No julgamento do habeas corpus, o desembargador Samoel Evangelista, relator originário, votou pela manutenção da prisão preventiva, sendo vencido. Em seu voto, Evangelista argumentou que há prova clara da materialidade do crime, com laudos periciais, boletins de ocorrência, depoimentos e análises de vídeos confirmando o atropelamento intencional. Ele destacou indícios suficientes de autoria, incluindo a fuga do local sem socorro e a demora de 22 dias para o cumprimento do mandado, o que indicaria risco de evasão e necessidade de garantir a aplicação da lei penal.
O desembargador enfatizou a gravidade do crime, que afetou a comunidade e gerou repercussão, justificando a custódia para preservar a ordem pública. Ele rejeitou argumentos da defesa sobre nulidades na decretação da prisão temporária, afirmando que o juiz plantonista era competente e a decisão foi ratificada pelo juiz natural. Evangelista também considerou que condições pessoais favoráveis, como primariedade e residência fixa, não elidem a prisão quando há requisitos legais, e que medidas cautelares alternativas só seriam viáveis na ausência desses requisitos.

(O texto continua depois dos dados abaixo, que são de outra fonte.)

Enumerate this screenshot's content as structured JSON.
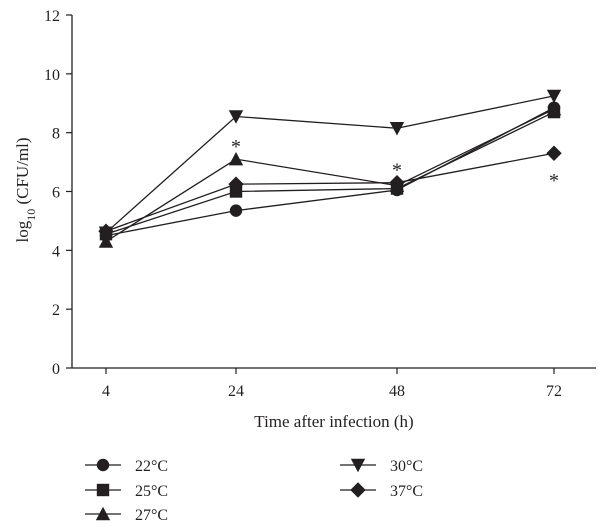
{
  "chart_data": {
    "type": "line",
    "title": "",
    "xlabel": "Time after infection (h)",
    "ylabel_main": "log",
    "ylabel_sub": "10",
    "ylabel_rest": " (CFU/ml)",
    "x": [
      4,
      24,
      48,
      72
    ],
    "x_tick_labels": [
      "4",
      "24",
      "48",
      "72"
    ],
    "ylim": [
      0,
      12
    ],
    "y_ticks": [
      0,
      2,
      4,
      6,
      8,
      10,
      12
    ],
    "y_tick_labels": [
      "0",
      "2",
      "4",
      "6",
      "8",
      "10",
      "12"
    ],
    "grid": false,
    "legend_position": "bottom",
    "series": [
      {
        "name": "22°C",
        "marker": "circle",
        "values": [
          4.5,
          5.35,
          6.05,
          8.85
        ]
      },
      {
        "name": "25°C",
        "marker": "square",
        "values": [
          4.55,
          6.0,
          6.1,
          8.7
        ]
      },
      {
        "name": "27°C",
        "marker": "triangle-up",
        "values": [
          4.3,
          7.1,
          6.2,
          8.8
        ]
      },
      {
        "name": "30°C",
        "marker": "triangle-down",
        "values": [
          4.6,
          8.55,
          8.15,
          9.25
        ]
      },
      {
        "name": "37°C",
        "marker": "diamond",
        "values": [
          4.65,
          6.25,
          6.3,
          7.3
        ]
      }
    ],
    "annotations": [
      {
        "text": "*",
        "x": 24,
        "y": 7.65
      },
      {
        "text": "*",
        "x": 48,
        "y": 6.85
      },
      {
        "text": "*",
        "x": 72,
        "y": 6.5
      }
    ]
  }
}
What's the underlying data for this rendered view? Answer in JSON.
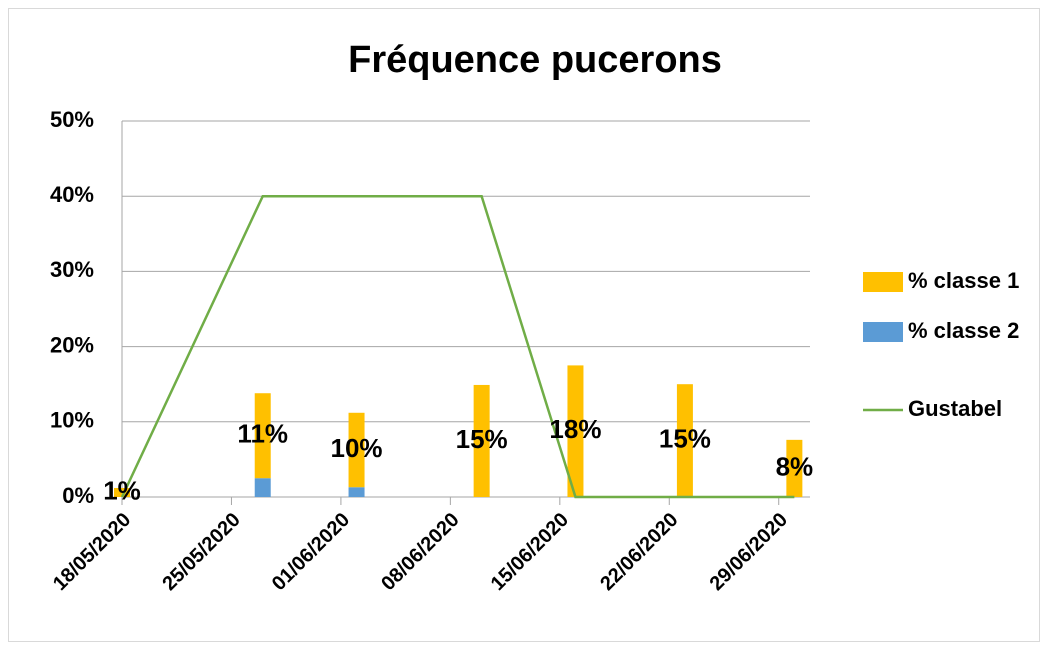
{
  "chart_data": {
    "type": "bar-line",
    "title": "Fréquence pucerons",
    "x": [
      "18/05/2020",
      "27/05/2020",
      "02/06/2020",
      "10/06/2020",
      "16/06/2020",
      "23/06/2020",
      "30/06/2020"
    ],
    "series": [
      {
        "name": "% classe 1",
        "type": "bar",
        "color": "#ffc000",
        "values": [
          1.2,
          11.3,
          9.9,
          14.9,
          17.5,
          15,
          7.6
        ],
        "value_labels": [
          "1%",
          "11%",
          "10%",
          "15%",
          "18%",
          "15%",
          "8%"
        ]
      },
      {
        "name": "% classe 2",
        "type": "bar",
        "color": "#5b9bd5",
        "values": [
          0,
          2.5,
          1.3,
          0,
          0,
          0,
          0
        ]
      },
      {
        "name": "Gustabel",
        "type": "line",
        "color": "#70ad47",
        "values": [
          0,
          40,
          40,
          40,
          0,
          0,
          0
        ]
      }
    ],
    "xlim": [
      "18/05/2020",
      "01/07/2020"
    ],
    "xticks": [
      "18/05/2020",
      "25/05/2020",
      "01/06/2020",
      "08/06/2020",
      "15/06/2020",
      "22/06/2020",
      "29/06/2020"
    ],
    "ylim": [
      0,
      50
    ],
    "yticks": [
      {
        "value": 0,
        "label": "0%"
      },
      {
        "value": 10,
        "label": "10%"
      },
      {
        "value": 20,
        "label": "20%"
      },
      {
        "value": 30,
        "label": "30%"
      },
      {
        "value": 40,
        "label": "40%"
      },
      {
        "value": 50,
        "label": "50%"
      }
    ],
    "grid": true,
    "legend": "right"
  }
}
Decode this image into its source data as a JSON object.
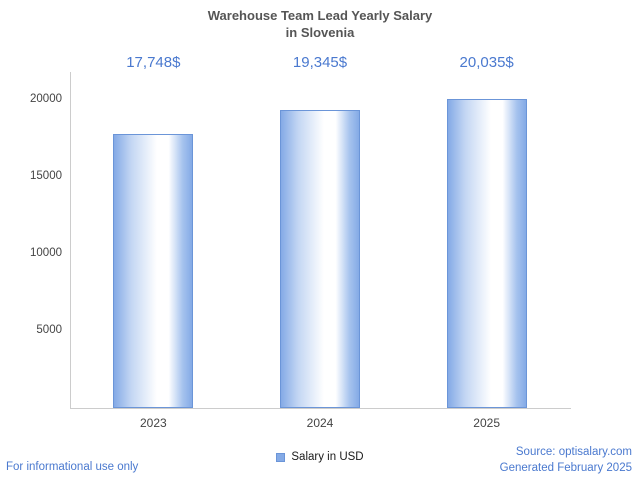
{
  "title": {
    "line1": "Warehouse Team Lead Yearly Salary",
    "line2": "in Slovenia"
  },
  "chart_data": {
    "type": "bar",
    "title": "Warehouse Team Lead Yearly Salary in Slovenia",
    "categories": [
      "2023",
      "2024",
      "2025"
    ],
    "values": [
      17748,
      19345,
      20035
    ],
    "value_labels": [
      "17,748$",
      "19,345$",
      "20,035$"
    ],
    "xlabel": "",
    "ylabel": "",
    "ylim": [
      0,
      21800
    ],
    "yticks": [
      5000,
      10000,
      15000,
      20000
    ],
    "grid": false,
    "legend": {
      "label": "Salary in USD",
      "position": "bottom"
    }
  },
  "footer": {
    "left_note": "For informational use only",
    "source_line1": "Source: optisalary.com",
    "source_line2": "Generated February 2025"
  },
  "colors": {
    "accent_blue": "#4a79cf",
    "bar_blue": "#84aae6",
    "bar_white": "#ffffff",
    "bar_border": "#6b95d8",
    "axis": "#cccccc",
    "title_text": "#555555",
    "tick_text": "#444444"
  }
}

Por maioria, os desembargadores Denise Bonfim (relatora designada para o acórdão) e Francisco Djalma votaram pela concessão do habeas corpus, substituindo a prisão por medidas cautelares diversas. No voto vencedor, Bonfim defendeu que a prisão preventiva é excepcional e deve ser motivada por razões concretas, compatíveis com a presunção de inocência e o Estado Democrático de Direito. Embora reconhecesse elementos idôneos na decisão inicial, como a gravidade do crime, ela argumentou que o juiz singular não demonstrou satisfatoriamente a insuficiência de medidas menos gravosas.
A desembargadora destacou que Diego é primário, sem antecedentes criminais, com ocupação lícita e residência fixa, o que não indica periculosidade exacerbada. Aplicando o princípio da proporcionalidade e as alternativas da Lei 12.403/2011, Bonfim considerou suficientes as cautelares do artigo 319 do CPP: comparecimento periódico em juízo para informar endereço e atividades; proibição de ausentar-se da comarca de Rio Branco sem permissão; proibição de frequentar bares e similares; recolhimento domiciliar noturno (das 20h às 6h); proibição de contato com testemunhas; e monitoramento eletrônico. Ela deixou ao juiz de origem o acompanhamento e possível ajuste dessas medidas, com possibilidade de nova prisão se necessário.
A advogada Gláucia Albuquerque, representante da família de Juliana como assistente de acusação, expressou profundo pesar com a decisão. “Como advogada criminalista e representante da família, recebi a notícia com extremo pesar. Após o crime, a família cobrou justiça, e conseguimos prendê-lo após muito esforço, pois ele se escondeu e dificultou o cumprimento do mandado”, disse ela em entrevista ao ac24horas nesta terça-feira (30). Albuquerque criticou as medidas cautelares como insuficientes, destacando que o crime foi “bárbaro” e que o motorista fugiu sem prestar socorro e permaneceu foragido por dias, o que demonstraria, em sua opinião, risco ao processo.
Ela apontou contradições na decisão, como a proibição de deixar Rio Branco apesar do endereço comprovado em Extrema (RO), não em nome dele, questionando a alegação de residência fixa. “Isso fragiliza o argumento para liberá-lo. Estamos diante de um caso de extrema gravidade, e a família está consternada, pois ele tem mais privilégios do que Juliana jamais terá. Vamos acompanhar o caso para uma tramitação célere e uma condenação”, concluiu.